What’s Next for Child’s Privacy Initiatives on the Hill?
The flurry of increased state regulation aimed at protecting consumer privacy and more recently children’s data and safety created the conditions that recently led to the U.S. Senate passing a pair of bills aimed at protecting children on the internet. In a landslide vote of 91-3, the U.S. Senate passed what is being called COPPA 2.0. On July 30, the Senate passed a pair of bills that would allow both federal and state governments to investigate and take action against digital platform practices that exploit or hurt children and would also increase the age of minors protected under the existing federal Children’s Online Privacy Protection Act of 1998 (COPPA).
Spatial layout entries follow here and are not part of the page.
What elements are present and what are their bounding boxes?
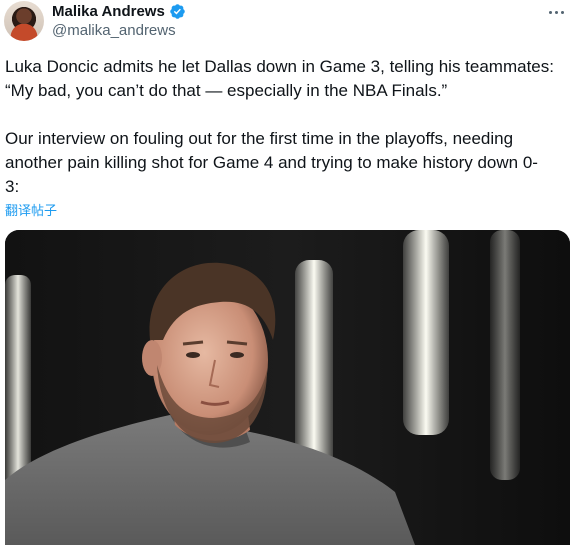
author-handle[interactable]: @malika_andrews [52,22,176,39]
author-name[interactable]: Malika Andrews [52,3,165,20]
post-text-line: Our interview on fouling out for the fir… [5,129,514,148]
post-media-image[interactable] [5,230,570,545]
avatar[interactable] [4,1,44,41]
post-text-line: another pain killing shot for Game 4 and… [5,153,538,172]
verified-badge-icon [170,3,185,19]
translate-post-link[interactable]: 翻译帖子 [5,200,57,219]
interview-photo [5,230,570,545]
post-text: Luka Doncic admits he let Dallas down in… [5,55,571,199]
author-name-row: Malika Andrews [52,1,186,21]
post-text-line: “My bad, you can’t do that — especially … [5,81,448,100]
post-header: Malika Andrews @malika_andrews [0,0,576,44]
more-options-icon[interactable] [544,2,568,22]
post-text-line: Luka Doncic admits he let Dallas down in… [5,57,554,76]
post-text-line: 3: [5,177,20,196]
COPPA, a product of the government’s response to the risks posed in the early internet era before the advent of the current social media and gaming platform offerings, imposes requirements on website operators and online services directed to protect children under 13 years of age. The U.S. House of Representatives now must determine whether it will coalesce to take up parallel legislation in this area. In an election year, children and family advocates pushing for a federal solution in children’s internet safety and privacy are loud.
If passed, KOSA would be the first major reform to minor data regulation since the original COPPA was enacted in 1998. KOSA’s passage would bring significant changes to existing COPPA compliance, including its ban on targeted ads and nonconsensual data collection with minors, and actual knowledge standards. Other KOSA requirements such as privacy-by-default, risk audits will present businesses with additional compliance challenges.
As businesses evaluate their minor data collection and consent practices, it is important to include regulatory enforcement and KOSA considerations, including with the support of sophisticated outside counsel.